Mais ce qui est inquiétant et même terrifiant, c'est la position d'un des membres du Laboratoire de génomique cognitive de l'Institut de génomique de Pékin : Steve Hsu. Ce physicien de l'Université de l'Oregon (États-Unis) rêve que « grâce au séquençage, on contrôlera beaucoup mieux les types de personnes qui naîtront à l'avenir ». Ces propos sont tenus dans le film de la réalisatrice Bregtje van der Haak Contrôler le génome : une ambition sans limite, sorti en 2013. Malgré nos recherches, nous n'en avons pas trouvé de traces écrites. Nous espérons donc qu'il s'agit d'une phrase prononcée sans réfléchir. Imaginons que cela ne soit pas le cas. Quelle femme accepterait qu'on lui prélève de nombreux ovules (donc en plusieurs fois) pour avoir la possibilité de choisir «  le meilleur  embryon » ? En outre, si l'on trouvait (enfin !) des « gènes du génie », on aboutirait à des résultats statistiques qui auraient peu de valeur au niveau individuel.

 

Mais on peut craindre que Steve Hsu ne soit pas le seul à imaginer une politique de sélection des humains. Si l'on s'en tient à l'analyse du psychologue américain Geoffrey Miller intitulée L'eugénisme chinois, publiée récemment sur le site Edge.org, S. Hsu n'est que l'expression occasionnelle d'une pensée plus largement diffusée. Geoffrey Miller, spécialiste des liens entre psychologie et évolution, rappelle que la pensée eugénique fait partie du bagage culturel de la Chine. C'est bien de cela qu'il s'agit puisqu'en 1995, il existait une « loi eugénique » qui aurait été renommée, sous la pression de puissances occidentales, « loi sur la santé maternelle et infantile ». Il est hautement probable que le contenu en soit resté le même. Toujours selon G. Miller, le fait que la Chine possède l'outil le plus performant en génétique devrait permettre de mettre sur pied à brève échéance un programme eugénique qui augmenterait rapidement le niveau intellectuel de la nation chinoise.
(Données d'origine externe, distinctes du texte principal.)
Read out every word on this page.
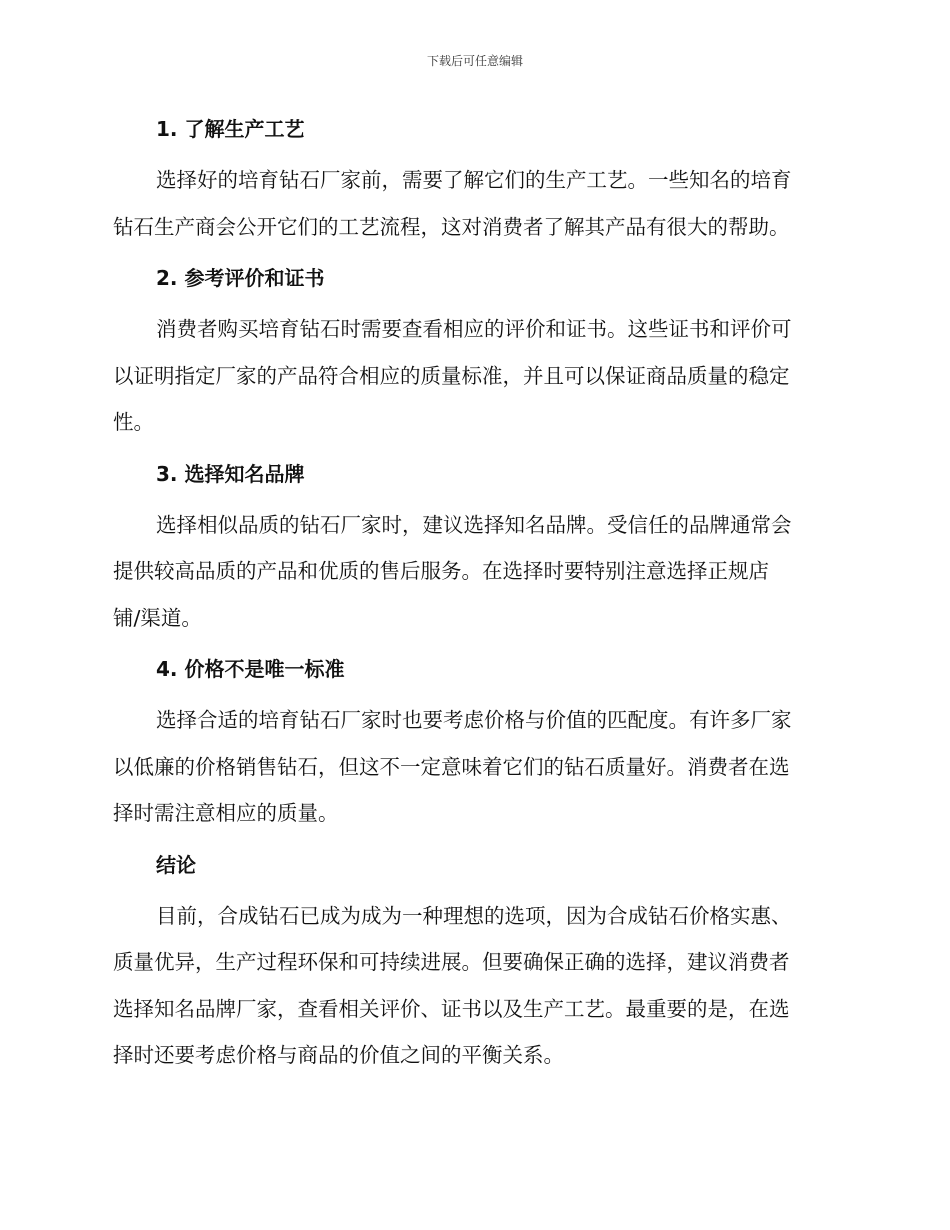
下载后可任意编辑
1. 了解生产工艺
选择好的培育钻石厂家前，需要了解它们的生产工艺。一些知名的培育
钻石生产商会公开它们的工艺流程，这对消费者了解其产品有很大的帮助。
2. 参考评价和证书
消费者购买培育钻石时需要查看相应的评价和证书。这些证书和评价可
以证明指定厂家的产品符合相应的质量标准，并且可以保证商品质量的稳定
性。
3. 选择知名品牌
选择相似品质的钻石厂家时，建议选择知名品牌。受信任的品牌通常会
提供较高品质的产品和优质的售后服务。在选择时要特别注意选择正规店
铺/渠道。
4. 价格不是唯一标准
选择合适的培育钻石厂家时也要考虑价格与价值的匹配度。有许多厂家
以低廉的价格销售钻石，但这不一定意味着它们的钻石质量好。消费者在选
择时需注意相应的质量。
结论
目前，合成钻石已成为成为一种理想的选项，因为合成钻石价格实惠、
质量优异，生产过程环保和可持续进展。但要确保正确的选择，建议消费者
选择知名品牌厂家，查看相关评价、证书以及生产工艺。最重要的是，在选
择时还要考虑价格与商品的价值之间的平衡关系。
Il « suffirait » pour cela de recourir à la fécondation in vitro et à la sélection des embryons présentant les meilleures garanties génétiques d'intelligence, et ce chez toutes les femmes en âge de se reproduire. Pour choisir le « meilleur » embryon, il faudrait disposer du plus grand nombre d'ovules possible, sachant qu'une femme féconde en produirait en moyenne 480 entre 13 et 50 ans !

 

Ni éthique ni scientifique

 

Et pour quel résultat, quand on connaît la complexité des mécanismes qui vont de la présence d'un gène (d'un allèle) à son expression phénotypique ? Dans ces rêves fous, on se croirait revenu au « bon vieux temps », où la croyance en l'hérédité de l'intelligence était le moteur de politiques de restriction de l'immigration et/ou de stérilisations forcées dans de nombreux pays occidentaux, comme l'a notamment analysé le généticien Pierre Roubertoux dans un chapitre intitulé Au nom de la science de son ouvrage publié en 2004.